December 23, 2024

Portal Berita Pekerja Migran Indonesia

Belajar dari Modal Nekat Domestic Helper

4 min read

TRENGGALEK – Pak Samingan juga memiliki 5 buah rumah ukuran kecil di tengah Kota Tulungagung yang dikontrakkan. Semula saya tidak percaya bahwa Pak Mingan-demikian biasa orang memanggil beliau-punya investasi dan cara-cara yang orang modern di kota terapkan. Dari mana modalnya?

Ternyata istri beliau, Ibu Kartinah, pernah bekerja di Timur Tengah sebagai Domestic Helper (Baca: Assistant Rumah Tangga) di Saudi Arabia dan Dubai selama 4 tahun. Hasilnya kini dalam bentuk tanah seluas kurang lebih 400 meter persegi. Di atasnya dibangun rumah-rumah kecil untuk disewakan. Sebuah tabungan yang sempat membuat kami, para professional bisa geleng-geleng kepala.

Bu Karti saya memanggilnya, hanya bermodal nekad untuk bisa bekerja di luar negeri pada tahun 2007-2011 waktu itu. Waktu di mana aturan pemberangkatan PRT ke luar negeri belum seketat sekarang. Penghasilan yang jumlahnya tidak seberapa menurut ukuran kaum professional akan tetapi hasil yang karokah ini ditabung, nyatanya kini sangat bermanfaat dan memiliki nilai investasi tinggi.

Menurut sumber data dari BP2MI (dulu BNP2TKI), Jawa Barat, Jawa Tengah, Jawa Timur dan Lombok adalah 4 provinsi sebagai pemasok terbesar ART ke sejumlah negara (Asia Pacific, Timur Tengah, dan Asia Tenggara).  Mereka ini masuk dalam kategori Unskilled Workers (Tenaga Tidak Terampil), tetapi menduduki porsi tertinggi dalam pengiriman tenaga kerja Indonesia ke luar negeri. Angkanya jauh melebihi tenaga professional. Urutan kedua diduduki oleh pekerja perawat (Caregivers, Nurses, assistant nurses). Dari dulu hingga sekarang presentasinya tidak berubah meskipun ada pembatasan karena terjadinya berbagai kasus di sejumlah negara. Urutan ketiga diduduki oleh tenaga teknisi.

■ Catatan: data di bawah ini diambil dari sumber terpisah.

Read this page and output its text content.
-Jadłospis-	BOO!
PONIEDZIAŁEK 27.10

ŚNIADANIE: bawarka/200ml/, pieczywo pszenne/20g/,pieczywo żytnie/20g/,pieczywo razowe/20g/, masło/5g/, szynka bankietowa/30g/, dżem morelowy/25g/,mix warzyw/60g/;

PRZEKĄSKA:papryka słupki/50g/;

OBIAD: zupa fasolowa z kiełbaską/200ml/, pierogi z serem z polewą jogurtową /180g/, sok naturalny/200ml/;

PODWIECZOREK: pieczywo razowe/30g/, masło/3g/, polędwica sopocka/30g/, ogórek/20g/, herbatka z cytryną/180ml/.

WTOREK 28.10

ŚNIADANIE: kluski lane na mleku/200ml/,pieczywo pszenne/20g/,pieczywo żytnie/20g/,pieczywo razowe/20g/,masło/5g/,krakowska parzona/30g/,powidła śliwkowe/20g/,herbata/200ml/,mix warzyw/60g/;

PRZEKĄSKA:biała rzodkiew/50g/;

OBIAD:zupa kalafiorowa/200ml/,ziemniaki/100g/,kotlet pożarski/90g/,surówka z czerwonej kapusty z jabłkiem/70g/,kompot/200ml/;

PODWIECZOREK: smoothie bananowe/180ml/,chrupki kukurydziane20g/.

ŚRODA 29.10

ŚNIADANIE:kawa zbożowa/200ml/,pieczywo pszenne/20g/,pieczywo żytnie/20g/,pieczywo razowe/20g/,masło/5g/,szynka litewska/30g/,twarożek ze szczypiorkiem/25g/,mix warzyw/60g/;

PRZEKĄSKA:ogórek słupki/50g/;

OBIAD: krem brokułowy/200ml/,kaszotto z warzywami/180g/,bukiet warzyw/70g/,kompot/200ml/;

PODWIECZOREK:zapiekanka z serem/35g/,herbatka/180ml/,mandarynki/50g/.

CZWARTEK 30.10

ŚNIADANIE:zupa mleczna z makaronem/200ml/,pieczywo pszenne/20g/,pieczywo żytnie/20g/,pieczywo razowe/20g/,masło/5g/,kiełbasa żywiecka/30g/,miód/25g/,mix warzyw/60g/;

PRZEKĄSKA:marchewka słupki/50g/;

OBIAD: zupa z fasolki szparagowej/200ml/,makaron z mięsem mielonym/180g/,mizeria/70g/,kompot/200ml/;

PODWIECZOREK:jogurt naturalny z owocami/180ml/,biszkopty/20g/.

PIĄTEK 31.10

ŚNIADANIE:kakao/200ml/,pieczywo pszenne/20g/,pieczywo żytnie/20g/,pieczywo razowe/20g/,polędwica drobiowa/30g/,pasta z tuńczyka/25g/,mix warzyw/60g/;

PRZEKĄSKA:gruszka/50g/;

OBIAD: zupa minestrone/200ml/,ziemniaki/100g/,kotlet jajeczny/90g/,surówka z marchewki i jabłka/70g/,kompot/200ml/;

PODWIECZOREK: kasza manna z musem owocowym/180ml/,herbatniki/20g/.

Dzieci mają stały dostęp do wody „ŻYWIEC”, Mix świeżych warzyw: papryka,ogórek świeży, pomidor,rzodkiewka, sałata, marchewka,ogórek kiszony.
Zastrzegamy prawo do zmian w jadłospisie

Para domestic workers ini pada dasarnya tidak memiliki keterampilan yang spesifik. Ibaratnya, mereka hanya bisa melakukan kerja kasar, di dalam rumah, untuk kebutuhan atau kepentingan rumah tangga. Namun keberadaan mereka selalu dan sangat dibutuhkan.

Tetangga kami di Malang, ART nya asal Blitar, sudah sekitar 8 tahun kerja di sana. Penghasilannya di atas Rp 1.2 juta per bulan. Di luar negeri bisa Rp 4-6 juta. Angka ini terus bertambah setiap tahun. Pemilik rumah tidak mampu berbuat apa-apa kecuali negosiasinya berupa jawaban “Ya!”, karena saat ini tidak lagi mudah mencari tenaga ART.

Di kota-kota yang umum saat ini tidak jarang ART yang kerjanya Part Time, alias paruh waktu. Mereka menganggap kerja paruh waktu lebih efektif dan efisien dari pada Full Time.

Kerja paruh waktu bisa mengurangi kebosanan, rasa capek, serta memperoleh penghasilan lebih besar dari pada full time. Orang-orang Malaysia, Brunei, Taiwan, Hongkong, menawarkan gaji lebih tinggi karena susahnya mencari tenaga ART ini. Terlebih di negara-negara maju seperti Jepang, USA dan Jerman serta Inggris. Honor ART sangat tinggi.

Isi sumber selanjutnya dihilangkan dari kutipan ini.